Looking over his legislative history so far, City Councilmember Robert Cornegy (D-36) might be considered by some a “feminist” of sorts…
Well, if not a feminist, at the very least, an elected official motivated by the issues that impact women and families.
And it makes sense: He’s the father of six children, from third-grade to college age, so his role as a family man arrives on the chamber floor clearly as the role he treasures most.
“I’ve got this great idea [in the City Council] of what my legacy needs to be, but my legacy in my household is incredibly important to me,” he says.
As chair of the small business committee, so far, he has taken on gender pay gaps, male-dominated C-suites, and a host of other issues concerning women– particularly working women – where he’s achieved the greatest milestone:
Cornegy was the first elected official in New York State to install a dedicated “lactation station” in his district office, a private and sanitary place behind the reception area where lactating mothers can nurse their babies or pump breast milk.
And on August 11, 2016, Mayor Bill de Blasio signed Cornegy’s lactation bill, a bill that requires the public offices of family services-oriented city agencies provide a lactation room for nursing mothers, outfitted with electrical outlets to plug in breast pump machines, a chair for a mother to nurse her infant and access to clean running water.
“It was important to me because as the father of six I watched my wife – who is an executive – really have this angst around breastfeeding after she returned to work,” said Cornegy. “… having to express milk in broom closets and in unsanitary bathrooms across the city of New York in some very high-powered offices.”
Jumping the gun and installing the lactation station in his office without any legal or social precedent was part of Cornegy’s ethos of “modeling behavior” before enlisting legislative power – the opposite, he says, of “putting the cart before the horse,” as many policymakers do by default.
There’s a two-fold reason for his approach, he contends. Firstly, it provides a preamble for lobbying fellow legislators – particularly the hardcore economists whose sole consideration is cost-benefit. Secondly, it forms part of the education process for the general public.
“Nobody wants to wake up in the morning and find that there’s a new law and not had an opportunity to be part of its development,” says Cornegy, who was the lead sponsor on Avonte’s law, a bill that requires public schools to install alarms on every door to prevent autistic children from wandering out while securing the school from intruders.
“I’ve got this great idea in the City Council of what my legacy needs to be, but my legacy in my household is incredibly important to me,” said Cornegy.
But the former basketball-player-turned-politician has his eyes trained on the bigger picture: While the average educated person understands the correlation between breastfeeding and a healthy infant, many forget that first foods help prevent future health issues – while galvanizing mothers and their children to eat nutritiously.
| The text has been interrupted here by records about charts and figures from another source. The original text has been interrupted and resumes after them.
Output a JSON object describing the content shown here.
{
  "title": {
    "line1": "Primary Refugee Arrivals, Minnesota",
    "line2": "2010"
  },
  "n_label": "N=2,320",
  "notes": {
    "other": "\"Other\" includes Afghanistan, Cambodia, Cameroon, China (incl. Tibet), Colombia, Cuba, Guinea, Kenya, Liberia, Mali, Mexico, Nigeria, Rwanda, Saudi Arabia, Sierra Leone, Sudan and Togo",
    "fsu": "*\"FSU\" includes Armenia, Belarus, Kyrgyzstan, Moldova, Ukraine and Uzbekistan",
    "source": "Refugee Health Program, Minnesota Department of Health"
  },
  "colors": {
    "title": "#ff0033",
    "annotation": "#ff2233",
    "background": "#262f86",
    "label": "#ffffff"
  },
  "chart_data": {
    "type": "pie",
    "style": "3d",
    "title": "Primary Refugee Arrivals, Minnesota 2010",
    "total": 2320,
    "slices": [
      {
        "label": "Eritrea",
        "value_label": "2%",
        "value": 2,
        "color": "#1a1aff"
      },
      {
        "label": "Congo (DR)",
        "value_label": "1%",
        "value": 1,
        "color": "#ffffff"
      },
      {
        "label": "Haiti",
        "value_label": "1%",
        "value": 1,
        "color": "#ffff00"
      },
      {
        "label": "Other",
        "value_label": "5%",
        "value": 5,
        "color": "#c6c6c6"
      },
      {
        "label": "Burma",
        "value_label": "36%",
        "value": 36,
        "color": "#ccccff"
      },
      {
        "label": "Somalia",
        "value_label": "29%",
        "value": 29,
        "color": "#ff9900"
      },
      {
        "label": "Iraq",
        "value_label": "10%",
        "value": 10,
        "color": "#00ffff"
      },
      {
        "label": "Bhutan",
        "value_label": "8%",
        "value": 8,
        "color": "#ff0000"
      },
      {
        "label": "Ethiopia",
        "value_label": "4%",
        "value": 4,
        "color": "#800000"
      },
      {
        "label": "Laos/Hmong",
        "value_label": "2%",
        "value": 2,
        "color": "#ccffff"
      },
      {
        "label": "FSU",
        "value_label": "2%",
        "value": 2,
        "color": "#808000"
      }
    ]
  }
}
The 36th district covering Bedford-Stuyvesant and Crown Heights has been known for scores of other, more pernicious “firsts,” including leading the borough in the number of residents afflicted with diabetes and heart disease and a high infant mortality rate, relative to other districts.
Rather than simply throwing money at end-of-life care and healthy eating programs for children and adults, when it may be “too late,” Cornegy believes that a shift back towards breastfeeding will alter the conversation. “I don’t want to continue to have this conversation as adults about why you should eat a carrot, or why you should be eating leafy greens. That’s crazy,” he says.
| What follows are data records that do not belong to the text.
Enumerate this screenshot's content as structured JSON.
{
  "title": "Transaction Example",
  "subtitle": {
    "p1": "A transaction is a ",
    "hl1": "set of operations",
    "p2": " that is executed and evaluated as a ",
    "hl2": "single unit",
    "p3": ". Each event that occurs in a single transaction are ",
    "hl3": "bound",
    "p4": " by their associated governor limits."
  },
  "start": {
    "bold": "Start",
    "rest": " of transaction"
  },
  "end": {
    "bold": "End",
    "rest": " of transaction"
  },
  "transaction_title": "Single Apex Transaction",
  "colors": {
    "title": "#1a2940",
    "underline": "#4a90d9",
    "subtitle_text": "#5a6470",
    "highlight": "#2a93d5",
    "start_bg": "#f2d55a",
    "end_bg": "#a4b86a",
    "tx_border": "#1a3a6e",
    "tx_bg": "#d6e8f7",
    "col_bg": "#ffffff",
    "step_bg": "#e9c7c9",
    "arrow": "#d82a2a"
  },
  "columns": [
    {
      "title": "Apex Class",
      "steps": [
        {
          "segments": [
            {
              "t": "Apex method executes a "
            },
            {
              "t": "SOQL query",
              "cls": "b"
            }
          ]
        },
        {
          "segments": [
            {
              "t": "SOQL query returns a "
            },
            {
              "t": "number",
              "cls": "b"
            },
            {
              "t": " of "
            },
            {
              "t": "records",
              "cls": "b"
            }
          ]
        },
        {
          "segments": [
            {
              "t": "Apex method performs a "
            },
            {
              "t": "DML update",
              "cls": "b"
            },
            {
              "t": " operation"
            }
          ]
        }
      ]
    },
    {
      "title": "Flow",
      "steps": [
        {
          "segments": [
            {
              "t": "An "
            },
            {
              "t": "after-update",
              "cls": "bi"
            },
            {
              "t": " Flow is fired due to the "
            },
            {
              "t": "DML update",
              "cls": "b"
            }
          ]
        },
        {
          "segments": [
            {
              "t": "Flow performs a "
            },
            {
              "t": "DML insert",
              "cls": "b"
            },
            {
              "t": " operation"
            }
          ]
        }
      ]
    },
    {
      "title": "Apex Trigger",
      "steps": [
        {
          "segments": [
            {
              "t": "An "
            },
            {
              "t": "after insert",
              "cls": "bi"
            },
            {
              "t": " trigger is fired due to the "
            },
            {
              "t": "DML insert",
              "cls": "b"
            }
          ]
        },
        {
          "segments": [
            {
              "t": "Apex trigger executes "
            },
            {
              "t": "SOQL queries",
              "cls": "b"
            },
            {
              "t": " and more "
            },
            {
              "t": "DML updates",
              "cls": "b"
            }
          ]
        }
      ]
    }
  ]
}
Cornegy also has lobbied hard with the Schools Chancellor Carmen Fariña to reinstate Gifted and Talented programs in middle schools, which had been disproportionately pulled from schools in minority communities.
The Community Education Council for District 16, which covers a large swath of Bedford-Stuyvesant, previously had no G&T program, meaning that students who have been identified as gifted after taking the standardized test are often “shipped off” to schools in other districts.
“You need to be educated in a community where you speak the same language – and by language I don’t mean English; I mean there’s a cultural language that exists,” Cornegy says. “You don’t remove a child from that.”
He sees G&T as a natural pipeline to increasing the number of black and Hispanic students enrolled in specialized high schools like Brooklyn Technical High School. Currently, just 11 percent of the student body at specialized high schools fits this demographic.
Cornegy made an appearance at P.S. 26 Jesse Owens School on the first day of classes this past Wednesday, to reinstate the school’s G&T program. He has also called for the top percentile of high-performing students in junior high schools around the city to be given automatic entrance into specialized high schools, a move which he contends would “at the very least double the amount of minority participation in specialized high schools overnight.”
“They’re acutely aware that the minute we’re done with the press conference and setting it up that I’m off to the races on the top percentile,” Cornegy quips.
Since Cornegy’s first move, two more legislators have followed suit by establishing lactation stations in their district offices – Assembly member Walter Mosley of the 57th district, followed by Brooklyn Borough President Eric Adams.
“So now the challenge is out to my female colleagues on the city, state and federal level to follow suit,” says Cornegy.